The proposals included the systematic development of agriculture and manufacturing sector, full implementation of agrarian and fisheries reform, expansion of health insurance and participation of civil societies in the planning of national budget.
For his part, NEDA Deputy Director-General Emmanuel F. Esguerra, said many of the recommendations were already integrated into the Medium-Term Philippine Development Plan (PDP).
"I’m happy to say that most of the [recommendations] are captured in the updating of the mid-term PDP. Just like in the original 2011-2016 plan, the MDGs informed the formulation of the plan," he explained.
MDGs are eight international goals initiated by United Nations (UN) in 2000. All UN member states and other international organizations are expected to accomplish the targets in 2015.
The MDGs call for the eradication of extreme poverty and hunger, universal education, gender equality, women empowerment, the reduction of child mortality rates, the improvement of maternal health, battling HIV/AIDS and environmental sustainability.

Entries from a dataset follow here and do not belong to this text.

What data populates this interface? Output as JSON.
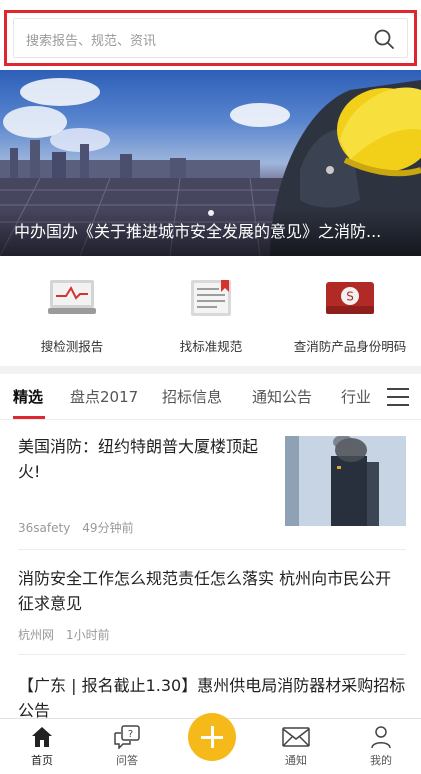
{
  "search": {
    "placeholder": "搜索报告、规范、资讯"
  },
  "banner": {
    "title": "中办国办《关于推进城市安全发展的意见》之消防..."
  },
  "quick_entries": [
    {
      "label": "搜检测报告",
      "icon": "report-monitor-icon"
    },
    {
      "label": "找标准规范",
      "icon": "standard-document-icon"
    },
    {
      "label": "查消防产品身份明码",
      "icon": "product-id-card-icon"
    }
  ],
  "tabs": [
    {
      "label": "精选"
    },
    {
      "label": "盘点2017"
    },
    {
      "label": "招标信息"
    },
    {
      "label": "通知公告"
    },
    {
      "label": "行业"
    }
  ],
  "news": [
    {
      "title": "美国消防：纽约特朗普大厦楼顶起火!",
      "source": "36safety",
      "time": "49分钟前",
      "has_thumb": true
    },
    {
      "title": "消防安全工作怎么规范责任怎么落实 杭州向市民公开征求意见",
      "source": "杭州网",
      "time": "1小时前"
    },
    {
      "title": "【广东 | 报名截止1.30】惠州供电局消防器材采购招标公告"
    }
  ],
  "bottom_nav": [
    {
      "label": "首页",
      "icon": "home-icon"
    },
    {
      "label": "问答",
      "icon": "question-chat-icon"
    },
    {
      "label": "",
      "icon": "plus-icon"
    },
    {
      "label": "通知",
      "icon": "mail-icon"
    },
    {
      "label": "我的",
      "icon": "user-icon"
    }
  ],
  "colors": {
    "accent_red": "#e0262e",
    "fab_yellow": "#f5b91a",
    "helmet_yellow": "#f2d01a"
  }
}
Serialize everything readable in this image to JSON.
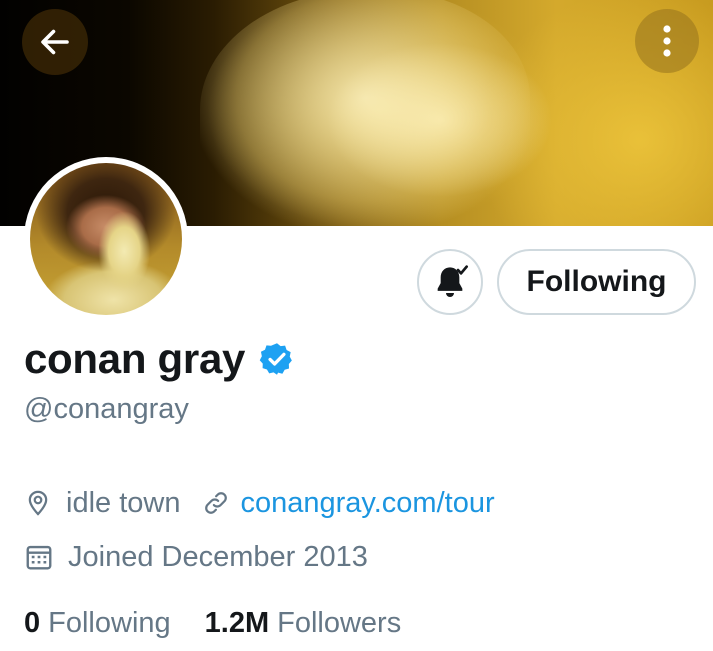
{
  "profile": {
    "name": "conan gray",
    "handle": "@conangray",
    "verified": true,
    "location": "idle town",
    "website": "conangray.com/tour",
    "joined": "Joined December 2013"
  },
  "actions": {
    "following_label": "Following"
  },
  "stats": {
    "following_count": "0",
    "following_label": "Following",
    "followers_count": "1.2M",
    "followers_label": "Followers"
  },
  "icons": {
    "back": "arrow-left-icon",
    "more": "more-vertical-icon",
    "notifications": "bell-icon",
    "verified": "verified-badge-icon",
    "location": "location-pin-icon",
    "link": "link-icon",
    "calendar": "calendar-icon"
  },
  "colors": {
    "link": "#1b95e0",
    "verified": "#1da1f2",
    "secondary_text": "#657786",
    "primary_text": "#14171a",
    "button_border": "#cfd9de"
  }
}
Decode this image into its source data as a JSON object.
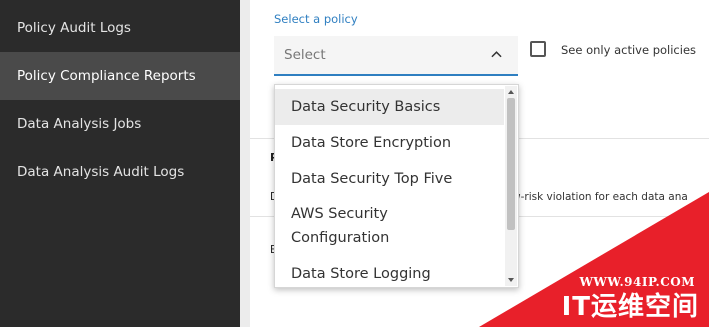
{
  "sidebar": {
    "items": [
      {
        "label": "Policy Audit Logs"
      },
      {
        "label": "Policy Compliance Reports"
      },
      {
        "label": "Data Analysis Jobs"
      },
      {
        "label": "Data Analysis Audit Logs"
      }
    ]
  },
  "filters": {
    "policy_label": "Select a policy",
    "select_placeholder": "Select",
    "active_only_label": "See only active policies"
  },
  "dropdown": {
    "options": [
      {
        "label": "Data Security Basics"
      },
      {
        "label": "Data Store Encryption"
      },
      {
        "label": "Data Security Top Five"
      },
      {
        "label": "AWS Security Configuration",
        "line1": "AWS Security",
        "line2": "Configuration"
      },
      {
        "label": "Data Store Logging"
      }
    ]
  },
  "table": {
    "header_fragment": "P",
    "row1_fragment": "D",
    "row1_desc_fragment": "w-risk violation for each data ana",
    "row2_fragment": "E"
  },
  "watermark": {
    "url": "WWW.94IP.COM",
    "name": "IT运维空间"
  },
  "colors": {
    "sidebar_bg": "#2b2b2b",
    "sidebar_active": "#4a4a4a",
    "accent": "#2f7fc1",
    "watermark": "#e8202a"
  }
}
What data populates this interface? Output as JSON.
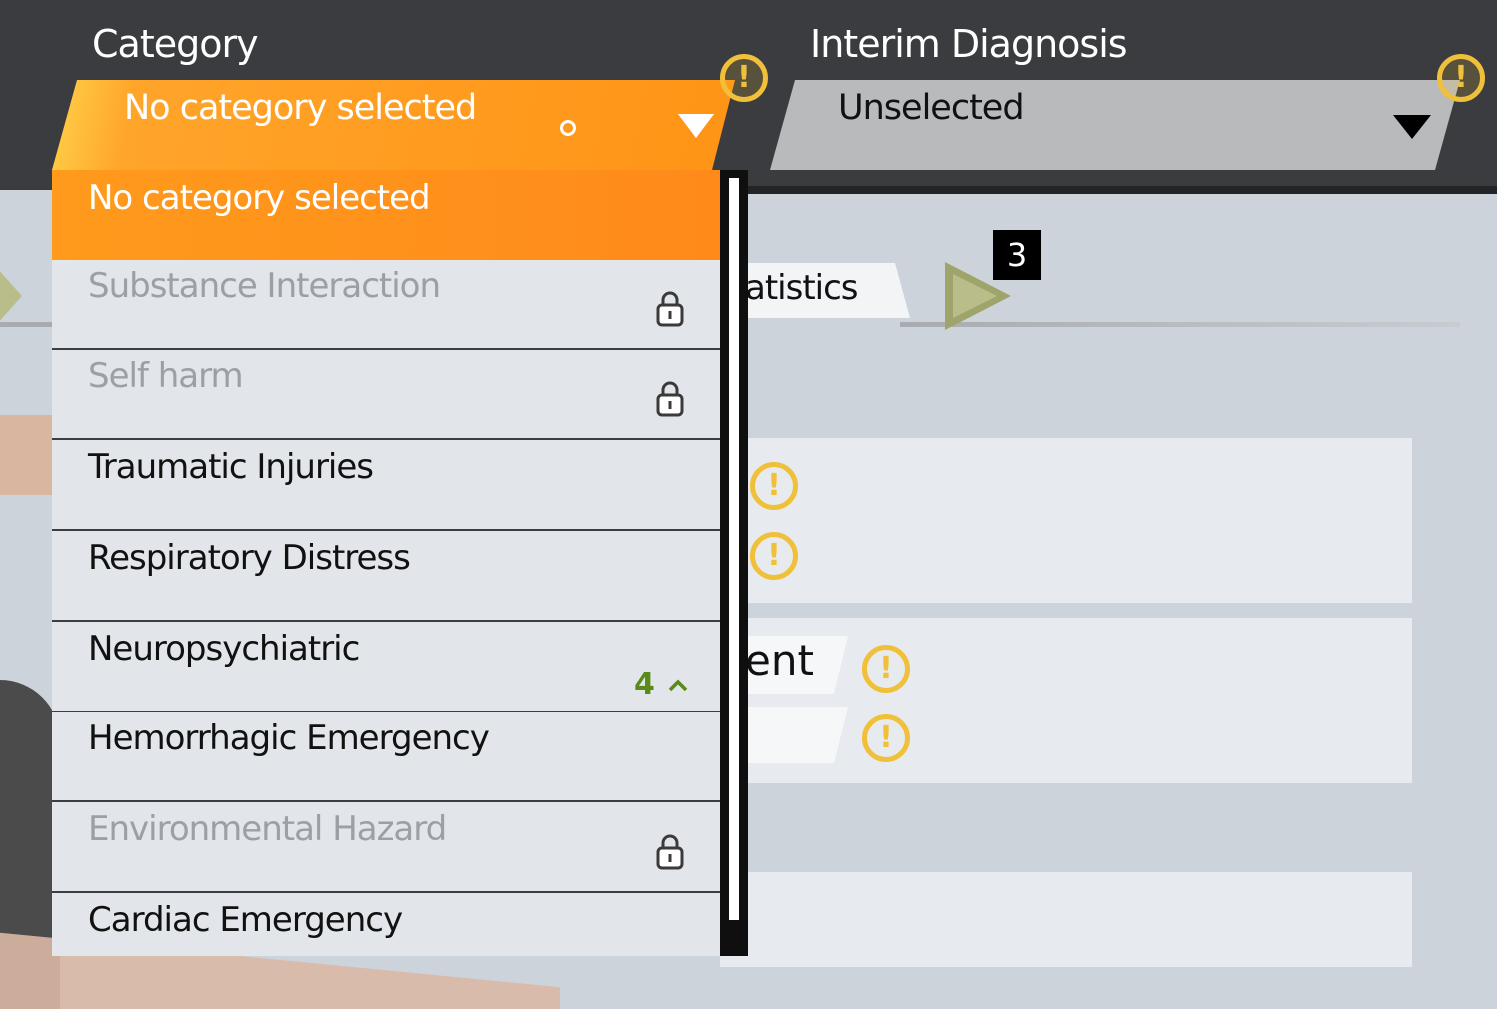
{
  "header": {
    "category_label": "Category",
    "category_value": "No category selected",
    "diagnosis_label": "Interim Diagnosis",
    "diagnosis_value": "Unselected",
    "warning_glyph": "!"
  },
  "background": {
    "tab_partial": "atistics",
    "badge_count": "3",
    "partial_word": "ent",
    "warning_glyph": "!"
  },
  "dropdown": {
    "items": [
      {
        "label": "No category selected",
        "state": "selected"
      },
      {
        "label": "Substance Interaction",
        "state": "locked"
      },
      {
        "label": "Self harm",
        "state": "locked"
      },
      {
        "label": "Traumatic Injuries",
        "state": "enabled"
      },
      {
        "label": "Respiratory Distress",
        "state": "enabled"
      },
      {
        "label": "Neuropsychiatric",
        "state": "enabled",
        "counter": "4"
      },
      {
        "label": "Hemorrhagic Emergency",
        "state": "enabled"
      },
      {
        "label": "Environmental Hazard",
        "state": "locked"
      },
      {
        "label": "Cardiac Emergency",
        "state": "enabled"
      }
    ],
    "counter_icon": "chevron-up-icon",
    "lock_icon": "lock-icon"
  },
  "colors": {
    "accent_orange": "#ff9a1c",
    "warning_yellow": "#f0c03a",
    "counter_green": "#5a8a1a"
  }
}
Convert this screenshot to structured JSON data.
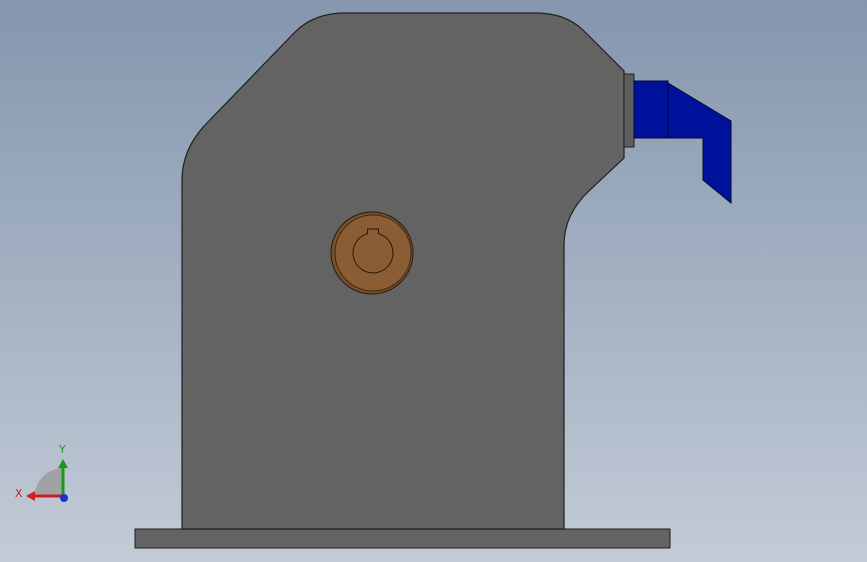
{
  "viewport": {
    "background_top": "#8596ad",
    "background_bottom": "#c3cbd7"
  },
  "model": {
    "housing_color": "#636363",
    "base_plate_color": "#636363",
    "shaft_color": "#8a5d34",
    "bracket_color": "#00129c"
  },
  "triad": {
    "y_label": "Y",
    "x_label": "X",
    "y_axis_color": "#1a9a1a",
    "x_axis_color": "#c8201e",
    "z_axis_color": "#1a2fd0"
  }
}
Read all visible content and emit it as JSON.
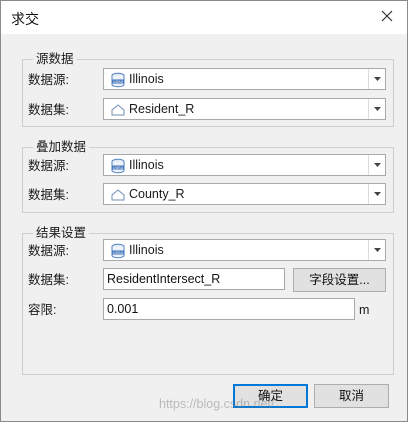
{
  "dialog": {
    "title": "求交"
  },
  "source": {
    "title": "源数据",
    "datasource_label": "数据源:",
    "datasource": "Illinois",
    "dataset_label": "数据集:",
    "dataset": "Resident_R"
  },
  "overlay": {
    "title": "叠加数据",
    "datasource_label": "数据源:",
    "datasource": "Illinois",
    "dataset_label": "数据集:",
    "dataset": "County_R"
  },
  "result": {
    "title": "结果设置",
    "datasource_label": "数据源:",
    "datasource": "Illinois",
    "dataset_label": "数据集:",
    "dataset_value": "ResidentIntersect_R",
    "field_settings_label": "字段设置...",
    "tolerance_label": "容限:",
    "tolerance_value": "0.001",
    "tolerance_unit": "m"
  },
  "footer": {
    "ok_label": "确定",
    "cancel_label": "取消",
    "watermark": "https://blog.csdn.net/..."
  },
  "icons": {
    "datasource": "database-udbx-icon",
    "dataset": "region-dataset-icon",
    "dropdown": "chevron-down-icon",
    "close": "close-icon"
  }
}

The Philippines, however, has lagged in meeting the MDGs. NEDA has admitted that more work needs to be done in the areas of poverty, education and maternal health.
Moreover, a report of the Asian Development Bank (ADB) showed the country has fallen behind in the areas of poverty and education.
On the ADB’s scale of 1 to 5, with one point indicating "early achievement" of the MDGs, while five points meant a "regression," the country scored four points, equivalent to "no progress."
Government data showed that the net enrollment ratio in primary education hit 91.21% in 2011, while the completion rate stood at 70.96%. The MDG requires these ratios to climb to 100%.
Meanwhile, poverty incidence must fall to 18% two years from now. As of the first semester of 2012, it still stood at 27.9%. A tenth of Filipinos families is also estimated to live in extreme poverty.